Thomson Reuters News & Insight
Featured Content from WESTLAW

Securities Law

  •  
  •  

Shareholder Suits

Former AIG CEO Maurice "Hank" Greenberg. REUTERS/Chip East

Delaware judge approves $90 million pact in AIG investor suits

1/28/2011 COMMENTS (0)

Jan 28 (Westlaw Journals) - A Delaware state court judge has approved a $90 million settlement of American International Group shareholder suits alleging ex-CEO Maurice Greenberg and his lieutenants nearly brought down the insurance giant with fraudulent accounting schemes.  
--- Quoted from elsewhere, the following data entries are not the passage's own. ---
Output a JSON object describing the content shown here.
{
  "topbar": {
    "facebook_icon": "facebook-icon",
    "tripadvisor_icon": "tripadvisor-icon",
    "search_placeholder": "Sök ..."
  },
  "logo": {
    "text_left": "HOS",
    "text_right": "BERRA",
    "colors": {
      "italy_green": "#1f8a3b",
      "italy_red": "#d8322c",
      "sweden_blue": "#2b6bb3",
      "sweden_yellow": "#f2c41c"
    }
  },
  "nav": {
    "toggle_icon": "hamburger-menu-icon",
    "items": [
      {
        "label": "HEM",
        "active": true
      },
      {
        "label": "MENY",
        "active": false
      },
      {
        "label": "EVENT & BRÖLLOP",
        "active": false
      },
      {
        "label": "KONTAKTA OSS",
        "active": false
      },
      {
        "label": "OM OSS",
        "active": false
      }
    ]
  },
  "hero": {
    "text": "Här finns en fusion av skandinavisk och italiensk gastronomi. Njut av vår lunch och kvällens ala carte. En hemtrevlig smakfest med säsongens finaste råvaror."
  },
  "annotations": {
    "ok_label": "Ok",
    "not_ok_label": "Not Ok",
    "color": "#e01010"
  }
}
The global pact, funded by AIG's insurers, settles suits brought on behalf of the company in New York and Delaware and is part of a larger settlement of the various legal actions sparked by AIG's near collapse after Greenberg was ousted in 2005.  

On the brink of bankruptcy in September 2008, during the subprime mortgage meltdown that triggered a Wall Street collapse, AIG received more than $182 billion from the federal government to stay afloat.  

At a Jan. 25 hearing, Vice Chancellor Leo Strine also awarded more than $21 million in attorney fees to the plaintiff lawyers for the benefit they created for the shareholders.  

Since the shareholders brought the suits derivatively — that is, on behalf of the company — the $90 million goes back into the company coffers.    

In a statement to the press, an AIG spokesman said the company is "pleased that the court has approved the settlement."  

The settlement papers noted that Greenberg and his lieutenants paid nothing toward the settlement and in fact won $60 million in a related pact with AIG to cover their legal expenses.  

Companies like AIG that incorporate in Delaware agree to pay the legal bills of their officers and directors for litigation and investigations related to their corporate positions.  

Throughout the six-year litigation, Greenberg maintained that AIG's fiscal troubles were not the result of his policies and actions; rather, officers who succeeded him recklessly bet AIG's future on exotic securities based on subprime mortgages and then hid their mounting losses, he said.  

Shareholders had charged in the Chancery Court suit that Greenberg, ex-CFO Howard Smith, and former vice chairmen Ed Matthews and Thomas Tizzio had wrecked  AIG's stock value with schemes that illegally inflated its bottom line and lined their pockets.  

A new group of directors later opted to have AIG join in that consolidated action as a plaintiff, which is the company's right in a shareholder derivative action.  

The case is In re American International Group Consolidated Derivative Shareholder Litigation, No. 0769, Delaware Chancery court.  The shareholders are represented by Stuart Grant, Grant & Eisenhower, Wilmington, Del.   

(Reporting by Frank Reynolds, editor, Westlaw Journal Delaware Corporate) 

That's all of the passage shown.